"Urban agriculture can be defined shortly as the growing of plants and the raising of animals within and around cities. The most striking feature of urban agriculture, which distinguishes it from rural agriculture, is that it is integrated into the urban economic and ecological system: urban agriculture is embedded in -and interacting with- the urban ecosystem. Such linkages include the use of urban residents as labourers, use of typical urban resources (like organic waste as compost and urban wastewater for irrigation), direct links with urban consumers, direct impacts on urban ecology (positive and negative), being part of the urban food system, competing for land with other urban functions, being influenced by urban policies and plans, etc. Urban agriculture is not a relict of the past that will fade away (urban agriculture increases when the city grows) nor brought to the city by rural immigrants that will lose their rural habits over time. It is an integral part of the urban system.
It was the development of agriculture some 10,000 years ago that made cities possible and it has sustained their growth over the millennia. This sustenance is becoming problematic in an era when a majority of humans are for the first time residing in urban areas—at the same time as the species is dealing with global climate change. The principal threat to the human species from this climate change is to agriculture. The UN projects a global population in 2050 of 9 billion, 70 percent of whom will live in cities. This population will require about 70 percent more food that the 2009 population. Meanwhile, expanding cities coupled with the floods and droughts expected from global climate change will reduce the store of arable land. The upshot of these changes is that our species must enhance its food production on a large scale, and do so in a sustainable fashion.

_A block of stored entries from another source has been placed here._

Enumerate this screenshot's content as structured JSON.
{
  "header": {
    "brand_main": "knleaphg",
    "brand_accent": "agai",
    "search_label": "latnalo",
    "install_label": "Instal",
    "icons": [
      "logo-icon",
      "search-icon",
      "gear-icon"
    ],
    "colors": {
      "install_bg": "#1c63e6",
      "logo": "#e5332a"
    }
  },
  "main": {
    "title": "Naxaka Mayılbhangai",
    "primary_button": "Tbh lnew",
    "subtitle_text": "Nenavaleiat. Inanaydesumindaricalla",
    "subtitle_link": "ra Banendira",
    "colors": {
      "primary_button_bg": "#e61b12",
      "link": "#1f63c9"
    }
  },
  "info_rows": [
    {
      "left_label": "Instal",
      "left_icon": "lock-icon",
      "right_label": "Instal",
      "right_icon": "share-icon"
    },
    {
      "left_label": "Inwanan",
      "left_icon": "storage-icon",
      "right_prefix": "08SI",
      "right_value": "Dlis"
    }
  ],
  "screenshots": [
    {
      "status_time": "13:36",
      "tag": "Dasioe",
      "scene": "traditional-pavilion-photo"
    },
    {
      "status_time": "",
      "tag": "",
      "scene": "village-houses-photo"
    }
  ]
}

On the one hand, the potential for urban agriculture to play a substantial role in urban poverty and food insecurity reduction should not be overemphasized, as its share in income and overall agricultural production is often quite limited. On the other hand, though, its role should also not be too easily dismissed, particularly in much of Africa and in all those countries in which agriculture provides a substantial share of income for the urban poor, and for those groups of households to which it constitutes an important source of livelihoods."